3. Since the log is in equilibrium, draw an arrow pointing downwards from the dot to represent the weight of the log, mg, where m is the mass of the log and g is the acceleration due to gravity.
4. Label the downward arrow as "mg".

Now, let's use work and energy conservation to determine the speed of the log when it has risen to a height of h = 6m.

We know that the work done on an object is equal to the change in its kinetic energy. In this case, the net work done on the log is given by the force F multiplied by the distance h.

Work = Force x Distance
Work = Fh

The change in kinetic energy of the log is given by:

Change in Kinetic Energy = (1/2)mv^2 - (1/2)m(0)^2
Change in Kinetic Energy = (1/2)mv^2 - 0
Change in Kinetic Energy = (1/2)mv^2

Since the work done on the log is equal to the change in its kinetic energy, we can write:

Fh = (1/2)mv^2

Substituting the given force expression, F = 9 + 2h, we have:

(9 + 2h)h = (1/2)mv^2

Now, let's substitute the given mass of the log which is 2 tons or 2000 kg:

(9 + 2h)h = (1/2)(2000)v^2

Simplifying the equation, we have:

9h + 2h^2 = 1000v^2

Since we are interested in finding the speed of the log when it reaches a height of h = 6m, we can substitute h = 6 and solve for v:

9(6) + 2(6^2) = 1000v^2
54 + 72 = 1000v^2
126 = 1000v^2
v^2 = 0.126
v ≈ 0.355 m/s

Therefore, the speed of the log when it has risen to a height of h = 6m is approximately 0.355 m/s.
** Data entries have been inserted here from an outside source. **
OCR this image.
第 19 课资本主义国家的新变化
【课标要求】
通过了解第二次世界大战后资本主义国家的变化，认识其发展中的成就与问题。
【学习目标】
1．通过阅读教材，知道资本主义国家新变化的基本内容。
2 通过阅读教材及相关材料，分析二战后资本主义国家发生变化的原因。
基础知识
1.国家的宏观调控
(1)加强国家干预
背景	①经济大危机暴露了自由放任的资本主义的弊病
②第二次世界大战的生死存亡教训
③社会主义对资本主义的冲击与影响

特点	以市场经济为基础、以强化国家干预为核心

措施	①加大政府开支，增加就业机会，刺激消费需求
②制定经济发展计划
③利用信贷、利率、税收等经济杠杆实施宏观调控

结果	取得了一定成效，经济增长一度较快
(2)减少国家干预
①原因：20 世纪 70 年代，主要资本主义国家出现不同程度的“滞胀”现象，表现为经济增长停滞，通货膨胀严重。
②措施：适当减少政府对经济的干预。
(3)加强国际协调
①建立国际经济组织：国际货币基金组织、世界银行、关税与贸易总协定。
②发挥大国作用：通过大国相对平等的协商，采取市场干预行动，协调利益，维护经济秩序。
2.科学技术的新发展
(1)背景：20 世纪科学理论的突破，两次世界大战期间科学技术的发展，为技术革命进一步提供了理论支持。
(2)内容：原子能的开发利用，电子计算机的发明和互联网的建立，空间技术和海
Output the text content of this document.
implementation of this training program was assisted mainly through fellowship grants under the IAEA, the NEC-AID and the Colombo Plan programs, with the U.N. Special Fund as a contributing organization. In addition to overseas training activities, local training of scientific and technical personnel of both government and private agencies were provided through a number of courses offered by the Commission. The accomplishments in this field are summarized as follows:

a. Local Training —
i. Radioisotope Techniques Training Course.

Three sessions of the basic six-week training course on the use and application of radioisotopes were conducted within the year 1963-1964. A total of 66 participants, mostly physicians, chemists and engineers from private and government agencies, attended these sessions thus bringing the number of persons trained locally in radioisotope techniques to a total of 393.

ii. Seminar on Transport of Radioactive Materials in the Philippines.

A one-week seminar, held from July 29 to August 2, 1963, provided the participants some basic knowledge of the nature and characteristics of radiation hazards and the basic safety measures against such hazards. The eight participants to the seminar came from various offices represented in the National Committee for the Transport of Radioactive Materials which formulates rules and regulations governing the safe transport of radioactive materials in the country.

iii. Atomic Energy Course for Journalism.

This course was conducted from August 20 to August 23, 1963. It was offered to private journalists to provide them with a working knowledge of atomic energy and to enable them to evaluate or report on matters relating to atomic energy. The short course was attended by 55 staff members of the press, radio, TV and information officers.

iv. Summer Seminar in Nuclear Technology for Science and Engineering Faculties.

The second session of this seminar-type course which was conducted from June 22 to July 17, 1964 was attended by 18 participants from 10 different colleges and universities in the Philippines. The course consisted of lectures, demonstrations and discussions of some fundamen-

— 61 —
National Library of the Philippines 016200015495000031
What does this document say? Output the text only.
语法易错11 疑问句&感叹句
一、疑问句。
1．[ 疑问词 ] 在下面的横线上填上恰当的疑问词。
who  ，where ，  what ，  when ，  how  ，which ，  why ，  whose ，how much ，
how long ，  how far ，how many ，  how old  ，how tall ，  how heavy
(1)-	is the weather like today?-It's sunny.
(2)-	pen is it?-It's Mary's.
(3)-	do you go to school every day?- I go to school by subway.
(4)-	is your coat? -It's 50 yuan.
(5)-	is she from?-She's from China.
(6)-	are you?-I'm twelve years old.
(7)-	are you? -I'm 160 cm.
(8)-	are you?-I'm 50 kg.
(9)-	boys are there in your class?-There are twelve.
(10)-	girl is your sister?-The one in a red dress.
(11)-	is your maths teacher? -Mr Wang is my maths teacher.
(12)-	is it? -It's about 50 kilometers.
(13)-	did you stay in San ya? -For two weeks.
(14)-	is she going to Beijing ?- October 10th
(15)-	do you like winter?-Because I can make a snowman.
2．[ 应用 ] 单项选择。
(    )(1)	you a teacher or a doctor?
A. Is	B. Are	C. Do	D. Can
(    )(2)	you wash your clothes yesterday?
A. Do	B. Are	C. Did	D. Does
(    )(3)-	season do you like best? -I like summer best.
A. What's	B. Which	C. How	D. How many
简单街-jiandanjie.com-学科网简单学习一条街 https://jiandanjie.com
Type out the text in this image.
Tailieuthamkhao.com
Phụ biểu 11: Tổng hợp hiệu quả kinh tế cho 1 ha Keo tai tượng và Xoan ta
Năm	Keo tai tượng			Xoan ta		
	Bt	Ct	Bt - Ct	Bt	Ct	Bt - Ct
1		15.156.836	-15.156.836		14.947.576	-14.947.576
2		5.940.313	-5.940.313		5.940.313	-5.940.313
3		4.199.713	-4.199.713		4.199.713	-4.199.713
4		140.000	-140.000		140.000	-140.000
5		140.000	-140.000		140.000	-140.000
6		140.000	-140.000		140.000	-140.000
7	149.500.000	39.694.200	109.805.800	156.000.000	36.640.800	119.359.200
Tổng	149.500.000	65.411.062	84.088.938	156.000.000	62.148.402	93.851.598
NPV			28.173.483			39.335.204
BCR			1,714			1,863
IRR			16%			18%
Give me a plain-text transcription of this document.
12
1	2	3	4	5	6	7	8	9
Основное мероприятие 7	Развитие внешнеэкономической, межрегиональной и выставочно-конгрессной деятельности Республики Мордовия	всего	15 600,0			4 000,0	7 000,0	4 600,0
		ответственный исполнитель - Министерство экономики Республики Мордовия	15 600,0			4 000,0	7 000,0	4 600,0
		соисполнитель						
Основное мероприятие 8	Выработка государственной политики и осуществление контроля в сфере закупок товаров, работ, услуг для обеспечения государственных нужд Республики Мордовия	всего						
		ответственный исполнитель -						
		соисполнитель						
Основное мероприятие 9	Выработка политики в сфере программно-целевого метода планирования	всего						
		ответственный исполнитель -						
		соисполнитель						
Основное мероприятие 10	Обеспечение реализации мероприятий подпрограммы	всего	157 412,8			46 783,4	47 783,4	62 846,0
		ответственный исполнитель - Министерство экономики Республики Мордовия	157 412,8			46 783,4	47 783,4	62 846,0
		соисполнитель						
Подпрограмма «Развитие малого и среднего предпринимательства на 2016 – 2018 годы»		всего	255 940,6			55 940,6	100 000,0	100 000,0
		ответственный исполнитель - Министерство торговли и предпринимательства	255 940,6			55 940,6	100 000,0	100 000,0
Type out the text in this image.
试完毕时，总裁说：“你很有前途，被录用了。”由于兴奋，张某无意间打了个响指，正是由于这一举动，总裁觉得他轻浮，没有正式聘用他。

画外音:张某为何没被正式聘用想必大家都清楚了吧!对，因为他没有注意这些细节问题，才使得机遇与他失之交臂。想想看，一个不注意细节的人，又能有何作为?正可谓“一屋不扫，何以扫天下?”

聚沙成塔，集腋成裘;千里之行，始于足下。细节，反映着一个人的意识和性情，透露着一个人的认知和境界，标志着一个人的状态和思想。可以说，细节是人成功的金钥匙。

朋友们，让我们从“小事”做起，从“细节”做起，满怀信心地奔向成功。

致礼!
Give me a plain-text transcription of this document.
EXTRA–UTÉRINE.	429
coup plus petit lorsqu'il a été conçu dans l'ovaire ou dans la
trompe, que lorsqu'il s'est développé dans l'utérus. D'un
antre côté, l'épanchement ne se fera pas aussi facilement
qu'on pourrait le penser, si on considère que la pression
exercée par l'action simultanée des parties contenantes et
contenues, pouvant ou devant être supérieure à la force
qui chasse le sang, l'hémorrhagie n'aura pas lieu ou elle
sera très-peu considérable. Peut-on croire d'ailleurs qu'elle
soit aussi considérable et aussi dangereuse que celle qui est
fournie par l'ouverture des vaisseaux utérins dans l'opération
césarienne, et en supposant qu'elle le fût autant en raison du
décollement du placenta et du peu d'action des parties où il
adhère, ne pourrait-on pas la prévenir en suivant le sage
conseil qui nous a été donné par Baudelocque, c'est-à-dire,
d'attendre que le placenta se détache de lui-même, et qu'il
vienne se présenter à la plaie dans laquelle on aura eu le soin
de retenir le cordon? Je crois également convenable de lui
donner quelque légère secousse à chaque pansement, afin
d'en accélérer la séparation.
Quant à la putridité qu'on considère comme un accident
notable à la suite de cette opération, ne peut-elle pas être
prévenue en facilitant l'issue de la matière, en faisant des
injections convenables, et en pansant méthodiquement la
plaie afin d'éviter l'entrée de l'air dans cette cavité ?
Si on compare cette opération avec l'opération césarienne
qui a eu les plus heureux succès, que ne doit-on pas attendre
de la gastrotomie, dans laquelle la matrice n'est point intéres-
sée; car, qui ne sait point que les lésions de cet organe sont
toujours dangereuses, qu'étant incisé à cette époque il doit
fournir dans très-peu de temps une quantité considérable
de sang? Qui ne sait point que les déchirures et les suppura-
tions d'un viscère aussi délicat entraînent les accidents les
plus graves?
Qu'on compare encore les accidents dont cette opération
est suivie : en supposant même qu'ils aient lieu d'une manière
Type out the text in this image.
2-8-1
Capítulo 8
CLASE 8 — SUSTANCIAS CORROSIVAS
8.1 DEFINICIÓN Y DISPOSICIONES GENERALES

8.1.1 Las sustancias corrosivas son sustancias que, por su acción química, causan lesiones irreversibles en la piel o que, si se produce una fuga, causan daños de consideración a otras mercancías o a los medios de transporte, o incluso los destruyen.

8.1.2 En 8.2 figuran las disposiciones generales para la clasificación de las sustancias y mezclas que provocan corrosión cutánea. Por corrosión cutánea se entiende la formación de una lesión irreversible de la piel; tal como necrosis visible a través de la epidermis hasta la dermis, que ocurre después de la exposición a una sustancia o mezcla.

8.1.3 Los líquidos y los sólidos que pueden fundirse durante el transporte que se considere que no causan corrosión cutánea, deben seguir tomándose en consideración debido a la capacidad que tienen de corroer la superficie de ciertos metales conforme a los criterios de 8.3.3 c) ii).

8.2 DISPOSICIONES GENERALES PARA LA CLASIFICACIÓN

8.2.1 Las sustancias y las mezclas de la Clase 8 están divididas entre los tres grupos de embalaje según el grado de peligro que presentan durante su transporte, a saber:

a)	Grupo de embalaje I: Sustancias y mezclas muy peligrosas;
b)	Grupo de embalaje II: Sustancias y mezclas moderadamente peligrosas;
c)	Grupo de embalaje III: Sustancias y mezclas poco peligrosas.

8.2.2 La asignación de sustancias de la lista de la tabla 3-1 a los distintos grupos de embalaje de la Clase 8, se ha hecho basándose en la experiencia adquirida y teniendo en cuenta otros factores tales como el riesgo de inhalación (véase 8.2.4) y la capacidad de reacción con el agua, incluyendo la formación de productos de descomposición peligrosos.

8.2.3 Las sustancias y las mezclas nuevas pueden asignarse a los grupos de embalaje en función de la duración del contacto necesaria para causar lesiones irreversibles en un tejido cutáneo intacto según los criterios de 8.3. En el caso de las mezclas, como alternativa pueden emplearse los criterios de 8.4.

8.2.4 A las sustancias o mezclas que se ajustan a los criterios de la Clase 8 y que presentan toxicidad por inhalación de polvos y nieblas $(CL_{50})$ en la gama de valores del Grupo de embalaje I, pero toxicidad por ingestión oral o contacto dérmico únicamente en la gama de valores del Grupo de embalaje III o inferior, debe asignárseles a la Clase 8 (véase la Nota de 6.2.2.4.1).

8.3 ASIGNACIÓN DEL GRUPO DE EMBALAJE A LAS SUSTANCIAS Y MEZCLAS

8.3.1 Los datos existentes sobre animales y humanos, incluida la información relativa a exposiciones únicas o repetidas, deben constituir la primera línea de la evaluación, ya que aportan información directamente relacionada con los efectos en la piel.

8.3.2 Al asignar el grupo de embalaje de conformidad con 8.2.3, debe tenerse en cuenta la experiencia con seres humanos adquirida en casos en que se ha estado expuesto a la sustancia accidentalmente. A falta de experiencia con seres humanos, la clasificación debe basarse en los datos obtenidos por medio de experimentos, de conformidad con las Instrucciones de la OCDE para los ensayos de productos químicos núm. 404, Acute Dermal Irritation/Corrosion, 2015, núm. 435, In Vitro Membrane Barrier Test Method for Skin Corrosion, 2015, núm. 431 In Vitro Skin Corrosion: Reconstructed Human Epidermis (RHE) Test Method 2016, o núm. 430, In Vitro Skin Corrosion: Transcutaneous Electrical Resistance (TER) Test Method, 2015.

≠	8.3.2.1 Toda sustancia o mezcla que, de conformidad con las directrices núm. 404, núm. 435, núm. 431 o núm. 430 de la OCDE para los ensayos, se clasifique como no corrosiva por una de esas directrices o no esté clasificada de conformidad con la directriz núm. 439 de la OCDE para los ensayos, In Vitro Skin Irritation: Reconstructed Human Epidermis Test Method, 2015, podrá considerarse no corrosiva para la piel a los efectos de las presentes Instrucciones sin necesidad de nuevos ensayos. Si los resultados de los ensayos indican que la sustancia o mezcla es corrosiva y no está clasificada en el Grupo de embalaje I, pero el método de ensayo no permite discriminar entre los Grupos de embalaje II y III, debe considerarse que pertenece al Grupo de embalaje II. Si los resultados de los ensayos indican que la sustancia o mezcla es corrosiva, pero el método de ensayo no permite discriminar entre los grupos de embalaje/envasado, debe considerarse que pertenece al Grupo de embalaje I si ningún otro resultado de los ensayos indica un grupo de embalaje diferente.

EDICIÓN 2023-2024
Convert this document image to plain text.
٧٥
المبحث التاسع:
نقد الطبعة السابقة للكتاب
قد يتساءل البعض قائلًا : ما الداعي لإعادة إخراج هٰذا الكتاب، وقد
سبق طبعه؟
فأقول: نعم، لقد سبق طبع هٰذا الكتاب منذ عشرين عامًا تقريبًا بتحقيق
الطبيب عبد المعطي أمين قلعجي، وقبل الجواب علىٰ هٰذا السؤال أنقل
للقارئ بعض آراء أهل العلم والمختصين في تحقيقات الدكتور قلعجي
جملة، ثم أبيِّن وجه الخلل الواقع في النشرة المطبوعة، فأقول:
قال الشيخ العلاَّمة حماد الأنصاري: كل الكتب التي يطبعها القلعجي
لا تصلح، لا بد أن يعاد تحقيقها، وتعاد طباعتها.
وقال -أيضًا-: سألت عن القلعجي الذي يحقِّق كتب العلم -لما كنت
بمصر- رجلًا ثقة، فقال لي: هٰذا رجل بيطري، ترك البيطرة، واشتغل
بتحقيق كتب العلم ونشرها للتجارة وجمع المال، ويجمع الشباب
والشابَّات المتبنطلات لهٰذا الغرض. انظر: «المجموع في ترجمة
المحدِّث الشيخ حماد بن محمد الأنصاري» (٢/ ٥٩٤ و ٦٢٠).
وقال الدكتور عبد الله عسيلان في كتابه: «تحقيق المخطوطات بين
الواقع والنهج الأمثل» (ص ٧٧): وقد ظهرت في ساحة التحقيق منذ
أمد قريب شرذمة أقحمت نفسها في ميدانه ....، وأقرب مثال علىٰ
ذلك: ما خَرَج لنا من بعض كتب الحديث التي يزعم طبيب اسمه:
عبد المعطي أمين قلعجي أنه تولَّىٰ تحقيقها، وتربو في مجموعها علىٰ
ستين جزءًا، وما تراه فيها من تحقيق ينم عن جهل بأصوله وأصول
Now, let's move on to the second question and apply kinematics to give the expression of the integral for the time it takes to reach that height starting from rest.

We can use the equation of motion for an object starting from rest:

h = (1/2)gt^2

In this equation, h represents the height, g represents the acceleration due to gravity, and t represents the time.

Since we are given h = 6m, we can rewrite the equation as:

6 = (1/2)(9.8)t^2
12 = 9.8t^2

To solve for t, we can take the square root of both sides:

t^2 = 12/9.8
t ≈ √(12/9.8)
t ≈ √(1.224)

Therefore, the expression for the integral to determine the time it takes to reach a height of h = 6m starting from rest is approximately √(1.224).